Can anyone say that there's no such thing as stars because occasionally we see meteorites falling, which for a time seemed to be stars? Can anyone say that the blossoms of trees never bear fruit because many of them fall to the ground, or that fruits are never good because there are many fruits which seem good on the outside but are rotten within?
It is no less foolish for someone to say that true religion does not exist in the world because many of those who call themselves religious fall away and ultimately prove to be hypocrites deep down.
Can one say that a certain medicine does not do good because, though it heals the fever, it does not instantly restore the patient’s strength? Likewise, it is incorrect and foolish to say that religion does not make its followers better because it does not immediately render them perfect or turn them into angels.
All those things in the world which are false and counterfeit, rather than proving that religion does not exist, not only prove that it does exist, but that it is priceless; for naturally, one does not go to the trouble of falsifying a thing that does not exist or has no worth whatsoever.
No one makes false stones and colours, yet not a few make false pearls and diamonds. And so, if true religion did not exist, there could be no false religion either: the one could never exist without the other just as a shadow cannot exist without an object. Whoever, then, rejects the Christian religion on the grounds that hypocrites at times assume its name and appearance, he behaves just as senselessly as a man who tosses gold and diamonds into the fire because gold and diamonds have at some time or other been counterfeited.

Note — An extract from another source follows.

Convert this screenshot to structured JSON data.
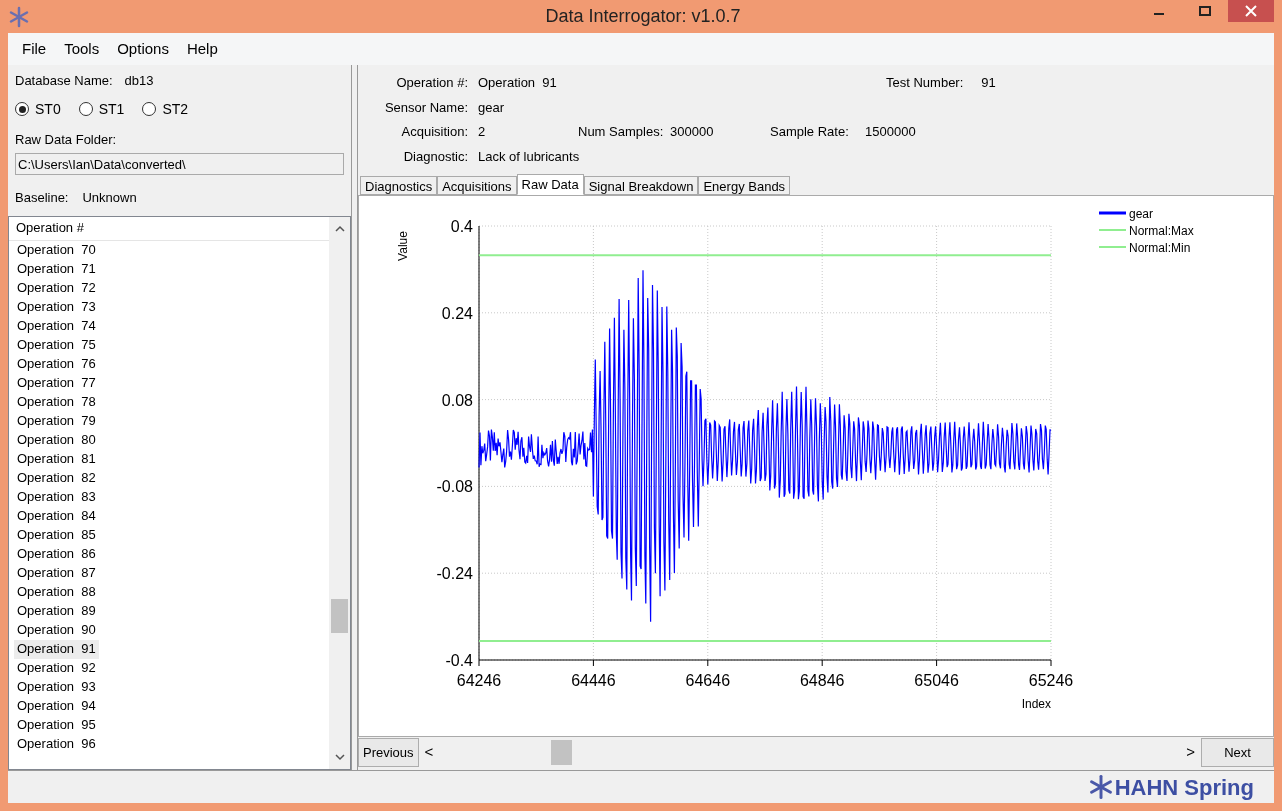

If Christianity is a fraud (as the unbelievers say) then truly it is a blessed fraud, and whosoever endeavours to destroy it is an enemy of the human race. For if it is a fraud, yet it teaches us to live temperately, fairly and piously, to love our Maker with all our heart and our neighbour as ourselves. Has there ever been a fraud in the world which leads people to love, to forgive, to pray for their enemies, to return good for evil, and to promote the glory of God and the happiness of our neighbour as best as one is able?
When has there ever been a fraud that has given rise to humility, gentleness, benevolence, and peace wherever it has been introduced and which, if it existed everywhere, would drive out wars, sins, and misery from the world? Who has ever known such a fraud, one that is not only able to comfort us while travelling in this vale of tears, but to accompany us till death and help us triumph over its sorrow and grief? If fraud can accomplish all these things, let us live in this fraud and let us die in it, for what better can the truth do?